La seconda stagione della serie televisiva di Fallout, ambientata nel 2296 e prodotta da Amazon, si prepara a esplorare un periodo cruciale nella storia post-apocalittica del Mojave, ma senza ancorarsi rigidamente a uno dei finali proposti nel celebre videogioco Fallout: New Vegas. La scelta degli autori segna un approccio narrativo innovativo e rispettoso della molteplicità di esperienze vissute dai giocatori.
Il legame tra Fallout 2, New Vegas e la serie tv
La saga videoludica di Fallout ha radici profonde che risalgono alla fine degli anni ’90 con Fallout e Fallout 2, prodotti da Interplay Entertainment e Black Isle Studios. Questi primi capitoli, ambientati rispettivamente nel 2161 e nel 2241, hanno gettato le basi per l’universo narrativo post-nucleare, combinando elementi di ruolo a una storia ricca di scelte morali e finali multipli. Fallout: New Vegas, uscito nel 2010 e sviluppato da Obsidian Entertainment, si colloca temporalmente nel 2281, pochi anni prima degli eventi della serie televisiva. Il gioco introduce la città di New Vegas, emblema di una rinascita incerta e contesa, e permette al giocatore di schierarsi con varie fazioni in lotta per il controllo della regione.
L’ambientazione post-apocalittica di Fallout si caratterizza per un mix di iconografia anni ’50 e atmosfere atompunk, con un’attenzione particolare alle ripercussioni di una guerra nucleare globale. La trama della serie tv, pur essendo canonica, evita di legarsi a un singolo epilogo del videogioco. Gli showrunner Geneva Robertson-Dworet e Graham Wagner, con il sostegno dell’executive producer Jonathan Nolan, hanno deciso di adottare la cosiddetta “nebbia di guerra”: una soluzione narrativa che riflette la complessità e l’incertezza delle informazioni sul conflitto tra fazioni nella Zona Contaminata del Mojave.
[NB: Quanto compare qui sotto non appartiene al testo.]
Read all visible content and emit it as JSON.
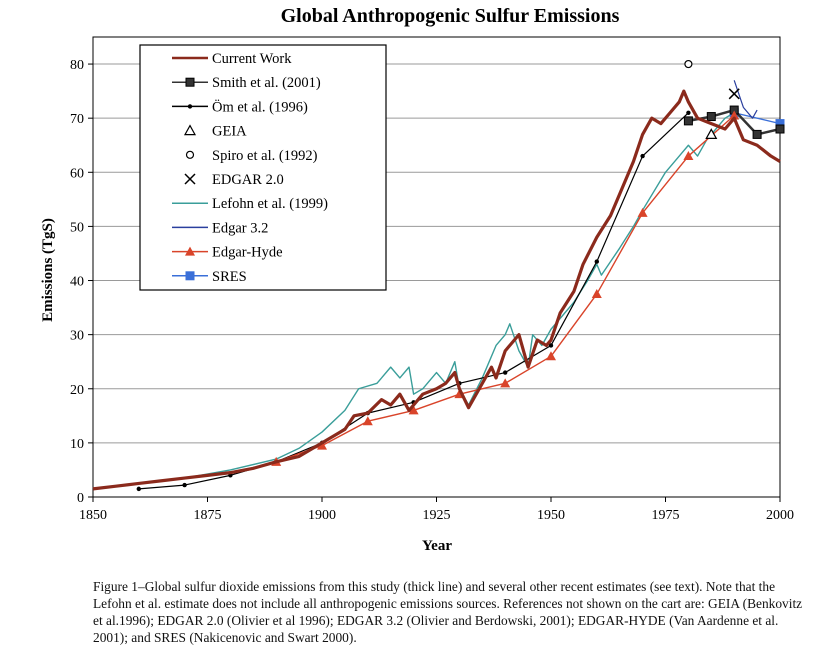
{
  "chart_data": {
    "type": "line",
    "title": "Global Anthropogenic Sulfur Emissions",
    "xlabel": "Year",
    "ylabel": "Emissions (TgS)",
    "xlim": [
      1850,
      2000
    ],
    "ylim": [
      0,
      85
    ],
    "xticks": [
      1850,
      1875,
      1900,
      1925,
      1950,
      1975,
      2000
    ],
    "yticks": [
      0,
      10,
      20,
      30,
      40,
      50,
      60,
      70,
      80
    ],
    "grid": "horizontal",
    "legend_position": "top-left",
    "series": [
      {
        "name": "Current Work",
        "color": "#8b2a1c",
        "marker": "none",
        "style": "thick",
        "x": [
          1850,
          1855,
          1860,
          1865,
          1870,
          1875,
          1880,
          1885,
          1890,
          1895,
          1900,
          1903,
          1905,
          1907,
          1910,
          1913,
          1915,
          1917,
          1919,
          1920,
          1922,
          1925,
          1927,
          1929,
          1930,
          1932,
          1935,
          1937,
          1938,
          1940,
          1943,
          1945,
          1947,
          1949,
          1950,
          1952,
          1955,
          1957,
          1960,
          1963,
          1965,
          1968,
          1970,
          1972,
          1974,
          1976,
          1978,
          1979,
          1980,
          1982,
          1985,
          1988,
          1990,
          1992,
          1995,
          1998,
          2000
        ],
        "y": [
          1.5,
          2,
          2.5,
          3,
          3.5,
          4,
          4.5,
          5.3,
          6.5,
          7.5,
          10,
          11.5,
          12.5,
          15,
          15.5,
          18,
          17,
          19,
          16,
          17,
          19,
          20,
          21,
          23,
          20,
          16.5,
          21,
          24,
          22,
          27,
          30,
          24,
          29,
          28,
          29,
          34,
          38,
          43,
          48,
          52,
          56,
          62,
          67,
          70,
          69,
          71,
          73,
          75,
          73,
          70,
          69,
          68,
          70,
          66,
          65,
          63,
          62
        ]
      },
      {
        "name": "Smith et al. (2001)",
        "color": "#333333",
        "marker": "square",
        "x": [
          1980,
          1985,
          1990,
          1995,
          2000
        ],
        "y": [
          69.5,
          70.3,
          71.5,
          67,
          68
        ]
      },
      {
        "name": "Öm et al. (1996)",
        "color": "#000000",
        "marker": "dot",
        "x": [
          1860,
          1870,
          1880,
          1890,
          1900,
          1910,
          1920,
          1930,
          1940,
          1950,
          1960,
          1970,
          1980
        ],
        "y": [
          1.5,
          2.2,
          4,
          6.5,
          10,
          15.5,
          17.5,
          21,
          23,
          28,
          43.5,
          63,
          71
        ]
      },
      {
        "name": "GEIA",
        "color": "#000000",
        "marker": "triangle-open",
        "x": [
          1985
        ],
        "y": [
          67
        ]
      },
      {
        "name": "Spiro et al. (1992)",
        "color": "#000000",
        "marker": "circle-open",
        "x": [
          1980
        ],
        "y": [
          80
        ]
      },
      {
        "name": "EDGAR 2.0",
        "color": "#000000",
        "marker": "x",
        "x": [
          1990
        ],
        "y": [
          74.5
        ]
      },
      {
        "name": "Lefohn et al. (1999)",
        "color": "#3a9e9a",
        "marker": "none",
        "x": [
          1850,
          1860,
          1870,
          1880,
          1890,
          1895,
          1900,
          1905,
          1908,
          1912,
          1915,
          1917,
          1919,
          1920,
          1922,
          1925,
          1927,
          1929,
          1930,
          1932,
          1935,
          1938,
          1940,
          1941,
          1943,
          1945,
          1946,
          1948,
          1950,
          1953,
          1955,
          1958,
          1960,
          1961,
          1965,
          1968,
          1970,
          1975,
          1978,
          1980,
          1982,
          1984,
          1986,
          1988,
          1990
        ],
        "y": [
          1.6,
          2.5,
          3.5,
          5,
          7,
          9,
          12,
          16,
          20,
          21,
          24,
          22,
          24,
          19,
          20,
          23,
          21,
          25,
          20,
          17,
          22,
          28,
          30,
          32,
          27,
          24,
          30,
          28,
          31,
          34,
          36,
          40,
          43,
          41,
          46,
          50,
          53,
          60,
          63,
          65,
          63,
          66,
          68,
          70,
          71
        ]
      },
      {
        "name": "Edgar 3.2",
        "color": "#2a3f9e",
        "marker": "none",
        "x": [
          1990,
          1992,
          1994,
          1995
        ],
        "y": [
          77,
          72,
          70,
          71.5
        ]
      },
      {
        "name": "Edgar-Hyde",
        "color": "#d9442a",
        "marker": "triangle",
        "x": [
          1890,
          1900,
          1910,
          1920,
          1930,
          1940,
          1950,
          1960,
          1970,
          1980,
          1990
        ],
        "y": [
          6.5,
          9.5,
          14,
          16,
          19,
          21,
          26,
          37.5,
          52.5,
          63,
          70.5
        ]
      },
      {
        "name": "SRES",
        "color": "#3a6fd8",
        "marker": "square",
        "x": [
          1990,
          2000
        ],
        "y": [
          71,
          69
        ]
      }
    ]
  },
  "caption": {
    "text": "Figure 1–Global sulfur dioxide emissions from this study (thick line) and several other recent estimates (see text). Note that the Lefohn et al. estimate does not include all anthropogenic emissions sources.  References not shown on the cart are: GEIA (Benkovitz et al.1996); EDGAR 2.0 (Olivier et al 1996); EDGAR 3.2 (Olivier and Berdowski, 2001); EDGAR-HYDE (Van Aardenne et al. 2001); and SRES (Nakicenovic and Swart 2000)."
  }
}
Jonathan Nolan ha definito questa scelta “una maniera assolutamente brillante di aggirare l’intera questione”, sottolineando come lo show voglia “onorare tutte le esperienze dei giocatori e tutte le scelte che possono compiere nel gioco”. Non esiste dunque un finale canonico a cui la serie deve collegarsi: ogni fazione coinvolta nella guerra del Mojave è convinta di aver avuto la meglio, mentre la realtà rimane ambigua.
La seconda stagione, che debutterà il 17 dicembre, presenterà quindi un quadro in cui Legione di Caesar, Repubblica della Nuova California (RNC), Mr. House e altri gruppi si trovano in una condizione di stallo, con la città di New Vegas e l’intera regione in uno stato di ricostruzione e tensione permanente. L’unica eccezione riguarda la gang dei Kings, un gruppo di ghoul ispirato a Elvis Presley, che subisce pesantemente le conseguenze del conflitto.
Robertson-Dworet ha spiegato: “Non è mai stata nostra intenzione scegliere un unico finale e renderlo canonico perché ci conducesse agli eventi della serie televisiva.” Questa prospettiva rispecchia il senso di relatività della storia, molto simile a quanto accade nel videogioco stesso, dove le decisioni del giocatore influenzano profondamente il destino delle fazioni e della regione.
Tra i personaggi più attesi della nuova stagione figura Mr. House, il carismatico e misterioso fondatore di New Vegas, che nel videogioco rappresenta una delle opzioni strategiche per il controllo della città. La sua presenza nei trailer ha alimentato speculazioni su un possibile legame diretto con uno dei finali di New Vegas, ma la conferma degli showrunner della “nebbia di guerra” dissipa queste ipotesi.
Nel contesto della serie, Mr. House rappresenta un simbolo di potere e tecnologia, gestendo l’esercito di robot Securitron che protegge New Vegas. Altri gruppi come la Legione di Caesar e la Repubblica della Nuova California continuano a contendersi il territorio, mentre il protagonista della serie dovrà navigare tra alleanze instabili e tradimenti, riflettendo la complessità e le sfumature tipiche dell’universo Fallout.
Nel videogioco Fallout: New Vegas, il protagonista – il Corriere – si ritrova coinvolto in una trama di potere che lo porta a scegliere tra diverse fazioni, ognuna con visioni e obiettivi contrastanti. Questa molteplicità di finali ha ispirato la serie a non imporre un’unica verità, ma a rappresentare tutte le fazioni come convinte della propria vittoria, contribuendo così a mantenere aperto il dibattito narrativo.